Nowadays painful irritation of the Achilles tendon is a widespread complaint, with sufferers including particularly active children and teenagers, as well as adult sportsmen and women.

One would naturally expect achillodynia to be caused by excessive strain placed on the Achilles tendon during sport.

However, this inflammation is usually caused by minimal but constant maldistribution of stress on the muscles that make up the Achilles tendon.

This is caused by constantly wearing shoes with soft soles, which become deformed at the sides when stepping. This means that the calcaneus (heel bone) is no longer vertical to the leg axis, and the two calf muscles are therefore constantly under strain at different lengths.

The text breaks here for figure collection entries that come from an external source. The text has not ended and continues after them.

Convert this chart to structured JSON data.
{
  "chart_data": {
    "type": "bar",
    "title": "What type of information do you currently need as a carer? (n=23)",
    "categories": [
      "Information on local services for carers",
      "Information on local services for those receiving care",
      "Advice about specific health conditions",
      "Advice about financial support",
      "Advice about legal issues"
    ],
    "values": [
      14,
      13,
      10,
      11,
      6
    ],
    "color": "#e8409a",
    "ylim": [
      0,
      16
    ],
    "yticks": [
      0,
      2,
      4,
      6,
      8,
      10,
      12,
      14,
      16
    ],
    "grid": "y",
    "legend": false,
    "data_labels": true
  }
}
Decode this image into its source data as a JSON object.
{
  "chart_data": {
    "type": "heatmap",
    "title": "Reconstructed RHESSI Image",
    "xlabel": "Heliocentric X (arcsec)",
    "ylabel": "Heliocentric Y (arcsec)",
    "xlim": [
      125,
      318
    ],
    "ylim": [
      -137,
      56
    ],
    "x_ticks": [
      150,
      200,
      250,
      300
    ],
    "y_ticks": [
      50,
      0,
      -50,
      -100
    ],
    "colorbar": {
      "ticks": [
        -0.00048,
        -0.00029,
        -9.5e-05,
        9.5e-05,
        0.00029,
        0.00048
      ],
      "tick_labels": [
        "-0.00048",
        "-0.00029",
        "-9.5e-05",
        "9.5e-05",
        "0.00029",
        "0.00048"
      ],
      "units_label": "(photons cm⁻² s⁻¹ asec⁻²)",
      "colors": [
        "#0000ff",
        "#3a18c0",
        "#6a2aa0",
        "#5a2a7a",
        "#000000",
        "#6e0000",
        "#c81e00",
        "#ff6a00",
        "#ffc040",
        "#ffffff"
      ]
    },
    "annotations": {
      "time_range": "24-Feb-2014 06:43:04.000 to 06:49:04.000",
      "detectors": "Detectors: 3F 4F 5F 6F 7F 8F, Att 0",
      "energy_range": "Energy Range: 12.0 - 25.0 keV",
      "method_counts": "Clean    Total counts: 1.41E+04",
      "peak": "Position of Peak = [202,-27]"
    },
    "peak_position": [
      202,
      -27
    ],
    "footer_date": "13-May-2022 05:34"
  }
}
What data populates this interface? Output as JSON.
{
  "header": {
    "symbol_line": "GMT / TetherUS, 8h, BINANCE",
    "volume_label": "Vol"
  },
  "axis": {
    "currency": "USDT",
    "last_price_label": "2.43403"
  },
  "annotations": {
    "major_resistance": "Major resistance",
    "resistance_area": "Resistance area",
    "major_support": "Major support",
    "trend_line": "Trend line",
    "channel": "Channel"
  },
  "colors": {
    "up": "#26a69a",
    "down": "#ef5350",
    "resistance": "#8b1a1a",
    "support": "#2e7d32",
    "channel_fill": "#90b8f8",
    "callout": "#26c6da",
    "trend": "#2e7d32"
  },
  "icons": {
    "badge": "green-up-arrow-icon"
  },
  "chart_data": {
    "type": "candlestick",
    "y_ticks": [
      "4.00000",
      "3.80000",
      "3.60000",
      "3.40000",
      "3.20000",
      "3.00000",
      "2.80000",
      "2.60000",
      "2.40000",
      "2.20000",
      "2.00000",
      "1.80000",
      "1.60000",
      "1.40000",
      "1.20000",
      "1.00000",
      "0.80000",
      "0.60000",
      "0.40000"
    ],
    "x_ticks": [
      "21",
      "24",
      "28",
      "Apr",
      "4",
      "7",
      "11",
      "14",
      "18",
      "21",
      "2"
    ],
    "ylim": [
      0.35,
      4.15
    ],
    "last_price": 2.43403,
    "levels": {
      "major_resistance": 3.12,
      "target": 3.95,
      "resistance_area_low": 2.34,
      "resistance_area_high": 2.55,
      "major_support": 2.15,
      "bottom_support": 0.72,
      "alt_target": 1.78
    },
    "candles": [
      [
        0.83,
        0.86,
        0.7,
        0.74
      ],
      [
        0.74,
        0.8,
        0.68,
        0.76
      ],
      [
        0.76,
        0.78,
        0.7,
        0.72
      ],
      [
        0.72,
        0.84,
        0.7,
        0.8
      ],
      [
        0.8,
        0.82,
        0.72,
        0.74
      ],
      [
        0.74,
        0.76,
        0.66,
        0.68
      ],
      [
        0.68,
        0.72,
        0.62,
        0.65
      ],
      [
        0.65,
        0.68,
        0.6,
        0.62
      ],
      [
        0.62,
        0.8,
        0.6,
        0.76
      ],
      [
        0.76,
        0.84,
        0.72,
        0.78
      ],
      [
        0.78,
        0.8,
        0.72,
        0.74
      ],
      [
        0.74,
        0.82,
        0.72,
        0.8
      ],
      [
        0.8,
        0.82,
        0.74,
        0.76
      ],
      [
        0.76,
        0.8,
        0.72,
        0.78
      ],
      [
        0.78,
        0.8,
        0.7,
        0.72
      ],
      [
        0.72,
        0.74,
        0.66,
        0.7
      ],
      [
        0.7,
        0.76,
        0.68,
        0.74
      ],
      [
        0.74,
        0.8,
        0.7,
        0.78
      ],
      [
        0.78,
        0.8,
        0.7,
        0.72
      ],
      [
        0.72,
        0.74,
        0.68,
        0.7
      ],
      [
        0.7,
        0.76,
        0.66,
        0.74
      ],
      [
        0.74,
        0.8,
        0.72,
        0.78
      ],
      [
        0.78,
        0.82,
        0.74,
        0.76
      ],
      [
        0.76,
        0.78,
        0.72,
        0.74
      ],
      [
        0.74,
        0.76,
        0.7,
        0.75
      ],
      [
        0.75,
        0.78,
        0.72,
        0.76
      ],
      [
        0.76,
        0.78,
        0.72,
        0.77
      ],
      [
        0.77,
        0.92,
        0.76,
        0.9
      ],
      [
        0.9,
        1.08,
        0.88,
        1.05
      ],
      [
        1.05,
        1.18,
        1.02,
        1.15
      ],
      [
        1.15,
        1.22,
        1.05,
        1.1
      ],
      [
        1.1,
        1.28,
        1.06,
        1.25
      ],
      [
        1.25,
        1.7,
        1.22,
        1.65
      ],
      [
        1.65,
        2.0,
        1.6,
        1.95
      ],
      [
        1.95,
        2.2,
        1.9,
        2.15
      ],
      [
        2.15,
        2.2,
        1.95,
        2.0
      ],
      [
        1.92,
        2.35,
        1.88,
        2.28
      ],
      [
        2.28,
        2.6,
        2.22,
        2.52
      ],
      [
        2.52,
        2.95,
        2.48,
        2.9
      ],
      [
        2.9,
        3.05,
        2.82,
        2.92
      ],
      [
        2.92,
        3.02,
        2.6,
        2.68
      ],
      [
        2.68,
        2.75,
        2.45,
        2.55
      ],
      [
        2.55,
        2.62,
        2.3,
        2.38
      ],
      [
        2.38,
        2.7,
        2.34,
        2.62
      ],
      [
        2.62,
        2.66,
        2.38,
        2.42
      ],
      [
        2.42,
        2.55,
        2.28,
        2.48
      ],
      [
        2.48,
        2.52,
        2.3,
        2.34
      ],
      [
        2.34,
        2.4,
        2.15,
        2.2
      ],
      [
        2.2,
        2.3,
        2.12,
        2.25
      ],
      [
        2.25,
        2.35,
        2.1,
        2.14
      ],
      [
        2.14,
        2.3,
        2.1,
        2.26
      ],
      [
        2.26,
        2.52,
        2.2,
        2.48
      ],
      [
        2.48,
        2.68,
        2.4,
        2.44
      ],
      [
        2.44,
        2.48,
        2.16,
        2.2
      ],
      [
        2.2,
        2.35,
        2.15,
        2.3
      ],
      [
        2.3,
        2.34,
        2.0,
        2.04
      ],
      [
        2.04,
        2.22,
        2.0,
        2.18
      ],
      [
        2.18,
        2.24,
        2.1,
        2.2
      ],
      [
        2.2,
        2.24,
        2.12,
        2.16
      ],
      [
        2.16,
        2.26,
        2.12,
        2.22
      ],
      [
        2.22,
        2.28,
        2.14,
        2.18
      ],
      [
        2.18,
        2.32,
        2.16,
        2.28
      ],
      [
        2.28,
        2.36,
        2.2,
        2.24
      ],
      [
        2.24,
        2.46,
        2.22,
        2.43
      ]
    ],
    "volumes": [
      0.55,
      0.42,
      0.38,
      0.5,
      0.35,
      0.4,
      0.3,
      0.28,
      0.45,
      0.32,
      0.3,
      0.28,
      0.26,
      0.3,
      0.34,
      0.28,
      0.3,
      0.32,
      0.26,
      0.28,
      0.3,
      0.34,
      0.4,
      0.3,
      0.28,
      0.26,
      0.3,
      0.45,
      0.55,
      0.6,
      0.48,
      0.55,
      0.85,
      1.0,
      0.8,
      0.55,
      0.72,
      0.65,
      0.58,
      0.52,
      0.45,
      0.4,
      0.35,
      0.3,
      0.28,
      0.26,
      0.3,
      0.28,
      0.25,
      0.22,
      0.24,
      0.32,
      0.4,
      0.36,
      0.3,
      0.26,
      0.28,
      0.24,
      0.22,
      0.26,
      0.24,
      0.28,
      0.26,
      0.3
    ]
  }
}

If the sole is compressed on the outside, this creates a squint plane, which extends the outer calf muscle to the sunken depth, whilst the inner calf muscle is shortened by the same amount.

When the heel is raised and the musculature is tightened, the route taken by the outer muscle is much longer than for the inner. This creates constant rubbing of the Achilles tendon in itself. The outer muscle alone takes care of ensuring that the heel is straight. The necessary additional expenditure of power causes the periosteum to become inflamed where the muscle meets the calcaneus.

Correspondingly, the inner calf muscle is under less strain when the heel is raised. However, the tension in both muscles is the same.

Despite the shorter extension, the inner muscle is kept at the same tension as the outer. This conflictive distribution of stress creates pain in both muscles, but it is stronger on the shortened side.

If the sole of the shoe is compressed on the inside, the pain develops in the same way.

As the maldistribution of stress is very minimal, it can remain pain-free in normal day-to-day life, but will become painfully noticeable during physical activity.

However, if the daily strain is not consistently avoided, permanent healing will not be possible. Bandages or injections of pain relief can relieve the problem but are not expedient.